就本质上而言,”国家法”向乡村的渗透乃是配合国家权力基层化的重要组成环节。因此,要考察乡村法治的现状就必须首先厘清国家权力基层化这个重要命题。需要注意的是,笔者在此使用了法人类学视野中的”国家法”一词,用来特指经国家的立法活动制定或认可而产生的法律,它与”民间法”或”习惯法”相对应,具有自己独特的内涵与外延。所谓的”国家法”,确切而言,应该称之为”国家立法”,是指由国家立法机关制定或认可的,具有国家强制性的法律规范的统称。与”民间法”相比,它具有正式性、成文性、国家强制性等基本特征。”国家法”的制定与实施关切到国家权力能否有效抵达民族国家行政领域范畴之内,因此,”国家法”的实施过程已经超越了单纯的法律范畴,而富有了政治性、国家性色彩。

(一)乡村法治建设的”国家性”意义与逻辑起点

  作为一个马克斯·韦伯笔下的”理想型概念”,”乡土社会”一词用来特指中国的广大基层社会。在此,我们可以借用此词来分析和论证中国乡村地区的权力变迁过程。在传统中国的乡土社会中,人口是趋于固定的,”生于斯,死于斯”是广大乡民们的真实生活写照,流动人口的减少产生的是稳定而密切的邻里关系。在这样的社会里,秩序的维持和运转主要依靠的乃是受村民们普遍认可的习惯或者习惯法、村中权威人士的威严、家族的影响力等传统路径,”国家法”并不构成最主要环节。由此可见,就整体特征而言,传统中国中的”乡土社会”是具有某种程度的自治性的。

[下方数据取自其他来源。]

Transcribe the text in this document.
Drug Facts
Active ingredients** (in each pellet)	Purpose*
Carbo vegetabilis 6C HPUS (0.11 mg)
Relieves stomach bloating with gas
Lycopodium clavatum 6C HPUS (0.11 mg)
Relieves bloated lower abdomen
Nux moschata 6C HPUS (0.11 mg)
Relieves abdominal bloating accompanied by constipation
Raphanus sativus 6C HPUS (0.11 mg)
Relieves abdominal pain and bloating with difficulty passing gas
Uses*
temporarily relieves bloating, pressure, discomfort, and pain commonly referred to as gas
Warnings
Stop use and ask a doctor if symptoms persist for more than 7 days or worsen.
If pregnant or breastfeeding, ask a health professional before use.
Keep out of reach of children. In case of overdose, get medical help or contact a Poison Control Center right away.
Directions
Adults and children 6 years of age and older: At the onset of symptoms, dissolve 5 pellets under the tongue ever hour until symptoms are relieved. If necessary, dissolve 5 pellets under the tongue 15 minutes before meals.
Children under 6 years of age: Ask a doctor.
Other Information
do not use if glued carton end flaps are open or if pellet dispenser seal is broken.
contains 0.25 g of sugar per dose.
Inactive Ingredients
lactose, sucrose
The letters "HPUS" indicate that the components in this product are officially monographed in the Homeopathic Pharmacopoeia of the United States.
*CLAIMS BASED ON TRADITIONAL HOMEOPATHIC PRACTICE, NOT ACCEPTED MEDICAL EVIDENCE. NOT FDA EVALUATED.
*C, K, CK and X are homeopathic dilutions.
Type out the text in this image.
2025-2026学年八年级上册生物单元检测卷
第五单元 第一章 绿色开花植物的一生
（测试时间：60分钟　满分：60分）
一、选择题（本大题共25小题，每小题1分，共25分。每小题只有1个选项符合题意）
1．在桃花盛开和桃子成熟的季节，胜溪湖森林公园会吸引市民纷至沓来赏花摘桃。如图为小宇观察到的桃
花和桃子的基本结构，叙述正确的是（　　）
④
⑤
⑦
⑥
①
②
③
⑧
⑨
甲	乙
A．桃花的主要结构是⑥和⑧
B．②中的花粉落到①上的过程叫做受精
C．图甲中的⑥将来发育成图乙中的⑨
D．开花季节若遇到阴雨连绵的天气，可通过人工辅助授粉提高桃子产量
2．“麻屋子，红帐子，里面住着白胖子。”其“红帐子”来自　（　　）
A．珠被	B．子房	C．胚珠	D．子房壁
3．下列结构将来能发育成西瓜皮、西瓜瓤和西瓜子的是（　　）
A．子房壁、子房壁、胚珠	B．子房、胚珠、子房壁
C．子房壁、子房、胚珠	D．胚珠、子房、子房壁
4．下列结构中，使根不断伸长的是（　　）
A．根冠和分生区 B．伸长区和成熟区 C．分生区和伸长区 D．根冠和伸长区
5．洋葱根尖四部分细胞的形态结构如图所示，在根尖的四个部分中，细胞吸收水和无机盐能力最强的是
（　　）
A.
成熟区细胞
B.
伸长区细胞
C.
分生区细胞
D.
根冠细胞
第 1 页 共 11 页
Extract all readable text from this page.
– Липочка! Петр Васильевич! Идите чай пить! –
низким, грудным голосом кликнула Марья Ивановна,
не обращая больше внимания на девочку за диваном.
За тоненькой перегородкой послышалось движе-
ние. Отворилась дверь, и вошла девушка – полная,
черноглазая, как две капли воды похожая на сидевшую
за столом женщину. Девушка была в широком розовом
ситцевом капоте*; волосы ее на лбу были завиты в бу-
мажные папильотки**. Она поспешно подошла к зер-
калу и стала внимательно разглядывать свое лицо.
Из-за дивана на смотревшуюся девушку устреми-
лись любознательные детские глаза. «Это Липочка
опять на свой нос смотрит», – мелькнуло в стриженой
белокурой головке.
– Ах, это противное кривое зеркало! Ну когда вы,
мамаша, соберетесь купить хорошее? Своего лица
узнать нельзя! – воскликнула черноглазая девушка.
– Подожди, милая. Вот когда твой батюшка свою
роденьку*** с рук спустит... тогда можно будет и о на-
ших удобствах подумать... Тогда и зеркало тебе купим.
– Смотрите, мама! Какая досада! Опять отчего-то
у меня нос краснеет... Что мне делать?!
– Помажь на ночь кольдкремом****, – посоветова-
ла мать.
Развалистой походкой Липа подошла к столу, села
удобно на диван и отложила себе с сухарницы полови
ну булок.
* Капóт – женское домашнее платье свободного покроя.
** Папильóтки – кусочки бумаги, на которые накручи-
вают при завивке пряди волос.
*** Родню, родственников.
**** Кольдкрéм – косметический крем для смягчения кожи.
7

变化初始于民国”保甲”制度的实行,推行”保甲”制度的目的乃是要强化国家对乡土社会的管理和调动能力,便于国家行政权力到达处于传播链末端的基层社会,这也就初步打破了乡土社会的既有结构和格局。而后随着1949 年新中国的建立,大规模的行政权力基层化运动得以开展,从50 年代的土地运动,到60 年代的人民公社化运动,80 年代的家庭联产承包责任制的推行,都是对于实现国家权力基层化目的的有效探索。但是,制度的推行仍需要有法律的保障作为其重要配套环节,一旦制度失去了法律的保障,制度自身就面临着”合法性”危机,也就是从这个路径出发,国家和学界开始关注乡土社会中的法治构建问题。中国广大乡村地区的法治化进程不但涉及到乡村秩序的稳定与安宁,更为重要的是,它是国家行政权力基层化的现实需求,同样关系到国家的安定和发展。在这个层面上而言,乡村法治建设已经超越了原有的”地方性”范畴,而具有了”地方性”与”国家性”双重属性,这也正是我们积极探索乡村法治建设路径的逻辑起点和重要原因。

  (二)中国乡村法治建设的历程及其主要路径

  笔者注意到,学界对中国乡村法治建设进程的表述普遍追溯到新中国1949 年成立伊始。但实际上,1949 年新中国成立之后,法治建设的重点仍主要停留在完善社会主义立法与清理原有立法阶段,大规模的农村法治建设工作尚未完全开展。直到随着80 年代改革开放的进行,法治的理念和精神才得以根本性确立,全国性的法治建设工作也得以系统开展。就立法层面而言,先后通过了一系列法律和行政法规,这其中包含了两大类,一类是国家的普通立法,另一类则是涉及到农村问题的专门性立法。前者主要包括1979 年《中华人民共和国刑法》的颁布、1984 年对《中华人民共和国宪法》的修改、1986 年《中华人民共和国民法通则》的施行,宪法的修订为社会主义农村法治建设确立了基本目标和根本方向,民事和刑事两项基本法的实施则为乡村法治建设的进行奠定了理论基础。在此后的数十载历程中,专门性的农村立法也得以大规模开展和有效进行。《中华人民共和国村民委员会组织法》、《中华人民共和国土地管理法》、《中华人民共和国森林法》、《中华人民共和国种子法》、《中华人民共和国农产品质量安全法》等涉及农村问题的专门性立法陆续出台则标志着中国乡村法治建设达到了前所未有的规模和程度。在这其中,我们尤其需要关注的是1987 年通过的《中华人民共和国村民委员会组织法》,这部法律确立了村民委员会的合法性地位,将其性质阐述为群众性自治组织,是村民进行自我管理、自我约束、自我监督的主要途径与手段,其职能范畴涵盖了乡村公共事务管理、调解民众矛盾与纠纷、维护乡村社会秩序等多个领域。实际上,村民委员会制度的确立和运转乃是国家正式制度在广大乡村地区的拓展和延伸,虽然其具有多项职能,但维护乡村地区的法律秩序、确保”国家法”在基层社会的运行畅通始终是其核心任务之一。村民委员会制度的推行,为广大乡村地区的法治建设确立了有效中介和缓冲机制,从而有助于”国家法”在基层社会的落实,其对于乡村法治化进程起着不可低估的作用。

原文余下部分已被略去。